3. Il résulte des dispositions de l'article R. 723-1 du code de l'entrée et du séjour des étrangers et du droit d'asile que, dans l'hypothèse où l'étranger présente ou complète sa demande d'asile auprès de l'Office français de protection des réfugiés et apatrides après l'expiration du délai de vingt-et-un jours imparti par le premier alinéa de cet article à compter de la remise de l'autorisation provisoire de séjour, le directeur général de l'Office peut refuser d'enregistrer cette demande, sauf dans l'hypothèse où les services préfectoraux ont omis de remettre à l'intéressé, au stade de la demande d'admission au séjour, le document d'information prévu au dernier alinéa de l'article R. 741-2 du même code, cette circonstance étant de nature à faire obstacle au déclenchement du délai de vingt-et-un jours.

Toutefois, les dispositions de l'article R. 723-1 n'ont ni pour objet ni pour effet de faire obstacle à ce qu'un étranger auquel l'Office français de protection des réfugiés et apatrides a refusé l'enregistrement de sa demande en raison de sa tardiveté au regard du délai de vingt-et-un jours puisse présenter à nouveau, auprès des services préfectoraux compétents, une demande d'admission au séjour en vue de présenter sa demande d'asile auprès de l'Office.

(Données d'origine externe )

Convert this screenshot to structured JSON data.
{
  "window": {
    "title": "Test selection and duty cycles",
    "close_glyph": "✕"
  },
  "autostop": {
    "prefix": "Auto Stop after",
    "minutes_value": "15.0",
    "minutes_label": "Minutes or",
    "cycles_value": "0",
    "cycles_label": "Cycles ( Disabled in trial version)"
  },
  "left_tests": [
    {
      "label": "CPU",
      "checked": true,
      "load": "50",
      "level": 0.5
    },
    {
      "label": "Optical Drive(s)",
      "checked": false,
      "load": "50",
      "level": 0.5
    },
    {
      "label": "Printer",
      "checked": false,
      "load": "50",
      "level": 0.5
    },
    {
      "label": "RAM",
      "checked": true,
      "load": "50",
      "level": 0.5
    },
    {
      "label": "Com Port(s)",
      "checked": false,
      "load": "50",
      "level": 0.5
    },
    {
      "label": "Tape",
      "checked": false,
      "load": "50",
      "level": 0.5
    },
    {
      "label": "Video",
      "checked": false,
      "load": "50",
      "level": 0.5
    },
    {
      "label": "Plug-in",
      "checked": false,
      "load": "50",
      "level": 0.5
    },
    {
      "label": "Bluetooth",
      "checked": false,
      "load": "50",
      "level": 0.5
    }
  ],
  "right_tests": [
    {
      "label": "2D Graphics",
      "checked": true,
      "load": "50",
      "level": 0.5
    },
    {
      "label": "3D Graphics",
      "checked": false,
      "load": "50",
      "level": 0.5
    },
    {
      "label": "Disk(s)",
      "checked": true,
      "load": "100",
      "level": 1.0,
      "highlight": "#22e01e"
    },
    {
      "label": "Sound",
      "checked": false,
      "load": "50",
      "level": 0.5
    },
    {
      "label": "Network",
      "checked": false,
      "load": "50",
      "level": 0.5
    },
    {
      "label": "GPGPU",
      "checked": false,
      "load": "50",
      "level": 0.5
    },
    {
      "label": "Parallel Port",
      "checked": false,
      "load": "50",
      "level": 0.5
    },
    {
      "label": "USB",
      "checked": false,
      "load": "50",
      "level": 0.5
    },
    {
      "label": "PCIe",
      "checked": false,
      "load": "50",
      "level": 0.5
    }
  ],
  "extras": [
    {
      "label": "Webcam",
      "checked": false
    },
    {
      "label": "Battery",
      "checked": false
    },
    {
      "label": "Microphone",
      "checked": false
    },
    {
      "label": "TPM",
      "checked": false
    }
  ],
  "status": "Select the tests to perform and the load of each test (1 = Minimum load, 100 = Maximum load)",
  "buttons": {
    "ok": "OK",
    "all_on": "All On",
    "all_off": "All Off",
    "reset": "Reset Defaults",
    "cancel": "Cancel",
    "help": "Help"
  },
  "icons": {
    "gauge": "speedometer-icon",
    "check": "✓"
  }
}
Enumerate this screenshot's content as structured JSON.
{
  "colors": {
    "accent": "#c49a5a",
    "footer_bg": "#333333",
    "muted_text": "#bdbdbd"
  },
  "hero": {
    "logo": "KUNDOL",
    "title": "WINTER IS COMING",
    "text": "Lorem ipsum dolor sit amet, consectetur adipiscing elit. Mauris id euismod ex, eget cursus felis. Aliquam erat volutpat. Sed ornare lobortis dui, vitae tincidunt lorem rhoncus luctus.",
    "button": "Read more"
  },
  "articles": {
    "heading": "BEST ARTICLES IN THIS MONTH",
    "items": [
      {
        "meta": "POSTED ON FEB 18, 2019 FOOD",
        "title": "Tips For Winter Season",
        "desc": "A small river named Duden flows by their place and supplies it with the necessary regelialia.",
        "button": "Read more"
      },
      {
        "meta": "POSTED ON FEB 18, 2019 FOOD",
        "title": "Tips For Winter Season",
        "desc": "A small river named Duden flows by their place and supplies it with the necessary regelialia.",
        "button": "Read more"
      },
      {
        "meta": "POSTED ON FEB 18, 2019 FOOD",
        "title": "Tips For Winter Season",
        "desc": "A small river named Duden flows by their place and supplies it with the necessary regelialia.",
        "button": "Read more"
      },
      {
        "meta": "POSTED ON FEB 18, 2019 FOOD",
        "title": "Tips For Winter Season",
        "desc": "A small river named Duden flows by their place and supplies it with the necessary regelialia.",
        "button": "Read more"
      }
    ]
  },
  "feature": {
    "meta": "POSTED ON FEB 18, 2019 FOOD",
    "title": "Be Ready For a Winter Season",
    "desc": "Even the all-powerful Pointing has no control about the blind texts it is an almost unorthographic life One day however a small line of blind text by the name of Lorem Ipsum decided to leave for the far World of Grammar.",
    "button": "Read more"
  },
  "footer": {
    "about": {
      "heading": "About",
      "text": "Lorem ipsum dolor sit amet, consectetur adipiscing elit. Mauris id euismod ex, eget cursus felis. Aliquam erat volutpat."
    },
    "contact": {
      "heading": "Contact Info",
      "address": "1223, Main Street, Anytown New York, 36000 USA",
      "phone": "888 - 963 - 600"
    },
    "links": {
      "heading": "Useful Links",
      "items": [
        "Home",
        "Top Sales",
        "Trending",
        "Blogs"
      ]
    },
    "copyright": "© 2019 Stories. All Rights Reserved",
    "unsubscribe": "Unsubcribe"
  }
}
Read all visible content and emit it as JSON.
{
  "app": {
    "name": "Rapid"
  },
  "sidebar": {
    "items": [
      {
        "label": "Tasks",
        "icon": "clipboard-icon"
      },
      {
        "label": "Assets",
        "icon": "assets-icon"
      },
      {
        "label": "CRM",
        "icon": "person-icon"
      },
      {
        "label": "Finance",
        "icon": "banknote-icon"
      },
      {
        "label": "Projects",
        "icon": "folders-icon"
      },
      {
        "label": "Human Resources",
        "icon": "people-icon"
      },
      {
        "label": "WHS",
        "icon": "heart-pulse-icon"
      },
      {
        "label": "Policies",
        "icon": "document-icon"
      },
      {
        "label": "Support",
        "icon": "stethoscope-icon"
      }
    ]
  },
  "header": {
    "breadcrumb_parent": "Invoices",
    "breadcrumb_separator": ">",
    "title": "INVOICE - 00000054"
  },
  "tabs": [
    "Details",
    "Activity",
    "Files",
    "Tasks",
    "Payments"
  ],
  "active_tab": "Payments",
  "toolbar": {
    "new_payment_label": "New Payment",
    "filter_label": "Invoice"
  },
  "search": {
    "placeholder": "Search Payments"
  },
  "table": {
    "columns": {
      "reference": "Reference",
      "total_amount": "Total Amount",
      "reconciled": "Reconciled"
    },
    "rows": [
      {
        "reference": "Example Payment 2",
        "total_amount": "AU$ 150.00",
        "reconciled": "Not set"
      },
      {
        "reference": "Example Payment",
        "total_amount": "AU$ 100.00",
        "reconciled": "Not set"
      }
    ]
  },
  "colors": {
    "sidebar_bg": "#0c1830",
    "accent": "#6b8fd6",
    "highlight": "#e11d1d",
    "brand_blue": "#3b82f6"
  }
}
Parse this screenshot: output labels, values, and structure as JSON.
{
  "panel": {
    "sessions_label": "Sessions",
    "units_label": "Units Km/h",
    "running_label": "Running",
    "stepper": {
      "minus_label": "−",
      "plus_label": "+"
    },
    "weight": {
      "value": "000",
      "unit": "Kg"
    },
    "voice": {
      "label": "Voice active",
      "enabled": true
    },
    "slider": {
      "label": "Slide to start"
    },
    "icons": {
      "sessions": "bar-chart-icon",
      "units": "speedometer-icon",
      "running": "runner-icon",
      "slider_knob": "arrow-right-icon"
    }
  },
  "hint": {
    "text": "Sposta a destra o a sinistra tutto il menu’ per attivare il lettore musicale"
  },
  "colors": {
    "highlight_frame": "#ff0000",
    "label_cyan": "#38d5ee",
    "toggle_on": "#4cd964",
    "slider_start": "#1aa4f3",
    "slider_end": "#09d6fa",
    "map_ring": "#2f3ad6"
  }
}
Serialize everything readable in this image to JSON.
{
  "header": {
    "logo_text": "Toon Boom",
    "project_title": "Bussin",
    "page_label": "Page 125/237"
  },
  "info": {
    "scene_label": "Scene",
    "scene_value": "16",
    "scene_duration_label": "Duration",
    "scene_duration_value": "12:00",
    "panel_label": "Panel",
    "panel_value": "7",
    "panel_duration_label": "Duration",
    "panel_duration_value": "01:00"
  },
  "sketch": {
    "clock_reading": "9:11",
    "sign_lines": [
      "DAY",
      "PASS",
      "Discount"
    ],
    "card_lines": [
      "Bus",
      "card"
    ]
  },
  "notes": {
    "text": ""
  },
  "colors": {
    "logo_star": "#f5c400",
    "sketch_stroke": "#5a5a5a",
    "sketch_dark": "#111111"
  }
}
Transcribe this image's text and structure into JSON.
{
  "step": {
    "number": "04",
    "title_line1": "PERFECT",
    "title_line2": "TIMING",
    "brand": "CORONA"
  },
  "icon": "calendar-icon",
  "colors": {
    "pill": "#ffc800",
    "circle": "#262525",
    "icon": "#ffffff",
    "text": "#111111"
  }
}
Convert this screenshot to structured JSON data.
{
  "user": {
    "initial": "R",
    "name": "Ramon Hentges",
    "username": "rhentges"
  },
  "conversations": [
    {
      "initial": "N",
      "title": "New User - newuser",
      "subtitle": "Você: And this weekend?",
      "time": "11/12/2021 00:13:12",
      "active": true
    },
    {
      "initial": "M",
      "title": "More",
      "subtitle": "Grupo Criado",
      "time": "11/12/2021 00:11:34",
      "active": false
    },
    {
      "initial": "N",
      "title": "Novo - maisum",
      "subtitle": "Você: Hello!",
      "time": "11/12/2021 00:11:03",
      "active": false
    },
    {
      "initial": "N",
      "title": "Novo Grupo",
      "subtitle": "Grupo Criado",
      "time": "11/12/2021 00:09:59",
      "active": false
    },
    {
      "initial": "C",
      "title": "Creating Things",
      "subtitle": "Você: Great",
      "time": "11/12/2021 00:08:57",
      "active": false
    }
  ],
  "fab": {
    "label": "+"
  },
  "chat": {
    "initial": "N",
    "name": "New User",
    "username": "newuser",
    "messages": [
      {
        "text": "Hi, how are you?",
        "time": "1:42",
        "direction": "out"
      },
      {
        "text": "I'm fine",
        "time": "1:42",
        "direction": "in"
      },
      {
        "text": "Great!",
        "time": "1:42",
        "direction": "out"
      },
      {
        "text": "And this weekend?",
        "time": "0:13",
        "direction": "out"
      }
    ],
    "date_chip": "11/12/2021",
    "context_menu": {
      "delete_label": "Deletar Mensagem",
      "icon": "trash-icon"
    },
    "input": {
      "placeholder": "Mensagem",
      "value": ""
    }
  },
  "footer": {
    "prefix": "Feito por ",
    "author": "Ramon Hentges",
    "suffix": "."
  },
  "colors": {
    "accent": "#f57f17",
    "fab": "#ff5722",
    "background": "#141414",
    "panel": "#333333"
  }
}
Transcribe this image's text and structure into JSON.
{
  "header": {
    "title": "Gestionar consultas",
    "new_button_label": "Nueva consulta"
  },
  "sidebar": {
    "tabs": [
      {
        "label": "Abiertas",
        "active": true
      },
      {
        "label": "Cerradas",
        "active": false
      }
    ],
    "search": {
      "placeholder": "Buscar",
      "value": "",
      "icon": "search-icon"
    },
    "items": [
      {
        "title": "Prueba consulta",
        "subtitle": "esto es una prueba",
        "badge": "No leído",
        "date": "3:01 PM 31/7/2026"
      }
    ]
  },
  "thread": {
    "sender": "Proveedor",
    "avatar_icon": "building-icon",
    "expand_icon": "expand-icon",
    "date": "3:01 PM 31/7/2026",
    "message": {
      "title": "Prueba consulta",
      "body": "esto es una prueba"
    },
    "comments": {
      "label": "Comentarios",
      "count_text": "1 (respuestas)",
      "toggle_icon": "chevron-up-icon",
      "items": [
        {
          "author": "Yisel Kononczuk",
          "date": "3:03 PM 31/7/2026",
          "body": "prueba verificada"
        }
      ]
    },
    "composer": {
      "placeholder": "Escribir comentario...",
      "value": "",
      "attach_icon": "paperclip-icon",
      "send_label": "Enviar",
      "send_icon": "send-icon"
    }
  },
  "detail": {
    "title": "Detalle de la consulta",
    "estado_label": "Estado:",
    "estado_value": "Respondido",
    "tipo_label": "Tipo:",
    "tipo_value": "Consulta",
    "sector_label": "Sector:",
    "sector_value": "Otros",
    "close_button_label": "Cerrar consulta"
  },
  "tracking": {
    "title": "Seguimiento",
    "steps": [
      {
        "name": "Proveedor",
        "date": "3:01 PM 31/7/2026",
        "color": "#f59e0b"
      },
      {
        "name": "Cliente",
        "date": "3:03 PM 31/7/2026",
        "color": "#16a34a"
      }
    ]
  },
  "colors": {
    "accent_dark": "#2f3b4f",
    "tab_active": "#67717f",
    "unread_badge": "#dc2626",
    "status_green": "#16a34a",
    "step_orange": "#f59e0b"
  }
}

Saisi de cette demande, le préfet délivre à l'intéressé une nouvelle autorisation provisoire de séjour sur le fondement de l'article R. 742-1 du même code ou, s'il estime que le dépassement du délai de vingt-et-un jours révèle le caractère manifestement dilatoire de sa demande d'asile, lui refuse cette autorisation sur le fondement du 4° de l'article L. 741-4 de ce code. Dans le premier cas, sa demande d'asile sera examinée par l'Office selon la procédure de droit commun, sous réserve d'un dépôt non tardif de celle-ci. Dans le second cas, sa demande sera examinée selon la procédure dite prioritaire.

Dans ces conditions, les dispositions de l'article R. 723-1 du code de l'entrée et du séjour des étrangers et du droit d'asile ne sont pas incompatibles avec les objectifs du paragraphe 1 de l'article 8 de la directive 2005/85/CE du 1er décembre 2005.

Elles ne sont pas non plus incompatibles avec les dispositions du point i) du paragraphe 4 de l'article 23 de la même directive, celles-ci n'imposant pas aux Etats membres de prévoir que les demandes d'asile qui, sans motif valable, n'ont pas été présentées plus tôt, font nécessairement l'objet d'une procédure d'examen prioritaire.

Il résulte de tout ce qui précède qu'il y a lieu de répondre par l'affirmative à la première question posée par le tribunal administratif. La deuxième question est, par suite, sans objet.



Le présent avis sera notifié au tribunal administratif de Melun, à M. B...A...et au ministre de l'intérieur.

Il sera publié au Journal officiel de la République française.